A group of international researchers have discovered a significant obstacle preventing training in quantum machine learning: excess quantum entanglement.
Quantum machine learning studies the benefits of quantum computers for artificial intelligence (AI). The hope is that in the future, quantum neural networks will be able to combine the strengths of quantum computing and traditional neural networks, however, recent theoretical research indicates potential difficulties.
Machine learning requires algorithms to learn from data at a stage known as training. During the training, the algorithm gradually improves in the assigned task. However, it is mathematically proven that a large class of quantum algorithms see only negligible improvement due to a phenomenon known as the arid plateau, first reported by a team at Google in 2018. Experience of an arid plateau may prevent learning of the quantum algorithm.
Theoretical research, published in PRX Quantum, further investigates the causes of sterile trays with a new focus on the impact of excessive entanglement. The entanglement of qubits or quantum bits is a quantum effect that allows the exponential acceleration of quantum computing power.
Although entanglement is necessary for quantum acceleration, the research underscores the need for careful design of which qubits should be entangled and to what extent,” says research co-author Dr Maria Kieferova, , researcher at the ARC Center for Quantum Computing and Communication. Technology-based. at Sydney University of Technology.

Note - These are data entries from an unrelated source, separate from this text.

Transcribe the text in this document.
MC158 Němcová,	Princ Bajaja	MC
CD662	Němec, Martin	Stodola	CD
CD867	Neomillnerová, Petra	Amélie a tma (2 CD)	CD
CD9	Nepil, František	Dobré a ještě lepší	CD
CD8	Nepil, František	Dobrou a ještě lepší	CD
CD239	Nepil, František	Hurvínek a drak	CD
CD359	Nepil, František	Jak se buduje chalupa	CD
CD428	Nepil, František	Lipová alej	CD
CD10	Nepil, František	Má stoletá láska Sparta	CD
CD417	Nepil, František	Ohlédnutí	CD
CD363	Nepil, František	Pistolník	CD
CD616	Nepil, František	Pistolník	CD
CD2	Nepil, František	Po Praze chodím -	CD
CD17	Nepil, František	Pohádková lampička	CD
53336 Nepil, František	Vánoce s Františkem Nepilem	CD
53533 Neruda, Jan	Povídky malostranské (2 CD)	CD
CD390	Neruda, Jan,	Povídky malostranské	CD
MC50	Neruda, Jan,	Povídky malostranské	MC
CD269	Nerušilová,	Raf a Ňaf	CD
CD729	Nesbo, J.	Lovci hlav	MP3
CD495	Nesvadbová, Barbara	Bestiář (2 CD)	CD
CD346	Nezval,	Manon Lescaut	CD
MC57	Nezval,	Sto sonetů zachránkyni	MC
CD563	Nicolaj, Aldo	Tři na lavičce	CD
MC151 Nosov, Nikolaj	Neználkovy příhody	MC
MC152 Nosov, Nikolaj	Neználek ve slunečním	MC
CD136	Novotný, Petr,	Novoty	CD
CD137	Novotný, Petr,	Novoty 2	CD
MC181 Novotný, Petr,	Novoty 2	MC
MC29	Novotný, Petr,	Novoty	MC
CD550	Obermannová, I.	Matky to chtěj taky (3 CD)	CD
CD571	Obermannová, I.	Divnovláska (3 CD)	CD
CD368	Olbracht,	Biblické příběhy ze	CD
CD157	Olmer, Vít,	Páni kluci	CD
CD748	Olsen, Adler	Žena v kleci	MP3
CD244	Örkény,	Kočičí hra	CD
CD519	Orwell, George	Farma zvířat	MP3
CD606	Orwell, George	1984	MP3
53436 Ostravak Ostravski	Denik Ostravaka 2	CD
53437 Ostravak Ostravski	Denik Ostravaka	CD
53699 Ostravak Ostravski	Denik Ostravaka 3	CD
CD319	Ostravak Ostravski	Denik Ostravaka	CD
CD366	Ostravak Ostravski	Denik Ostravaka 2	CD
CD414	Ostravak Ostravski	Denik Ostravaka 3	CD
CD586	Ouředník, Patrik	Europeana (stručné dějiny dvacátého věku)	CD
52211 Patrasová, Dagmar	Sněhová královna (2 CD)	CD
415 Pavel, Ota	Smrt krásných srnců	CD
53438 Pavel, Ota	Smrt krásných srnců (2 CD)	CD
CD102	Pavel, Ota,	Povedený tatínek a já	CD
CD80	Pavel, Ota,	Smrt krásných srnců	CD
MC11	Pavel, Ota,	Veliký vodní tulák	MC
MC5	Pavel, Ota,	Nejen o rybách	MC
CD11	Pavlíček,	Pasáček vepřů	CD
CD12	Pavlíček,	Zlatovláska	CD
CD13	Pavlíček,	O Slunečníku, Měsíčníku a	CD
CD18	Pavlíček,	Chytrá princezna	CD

This contradicts the popular idea that more quantum entanglement provides faster accelerations.
We have shown that excessive entanglement between the output qubits, or visible units, and the rest of the quantum neural network hinders the learning process and that large amounts of entanglement can be catastrophic for the model.” , says lead author Dr. Carlos Ortiz Marrero, who is currently a research assistant professor at North Carolina State University.
This result teaches us what quantum neural network structures we must avoid for successful algorithms.
Although research has shown that a range of simple translations of classic machine learning models to the quantum domain is not beneficial, there is a way forward,” says Dr Ortiz Marrero.
By limiting the depth and connectivity of the network, we may be able to avoid regimes into which quantum machine learning algorithms cannot be trained.
This can be achieved by precisely and purposefully implementing entanglement in quantum machine learning models. Wiebe, University of Toronto.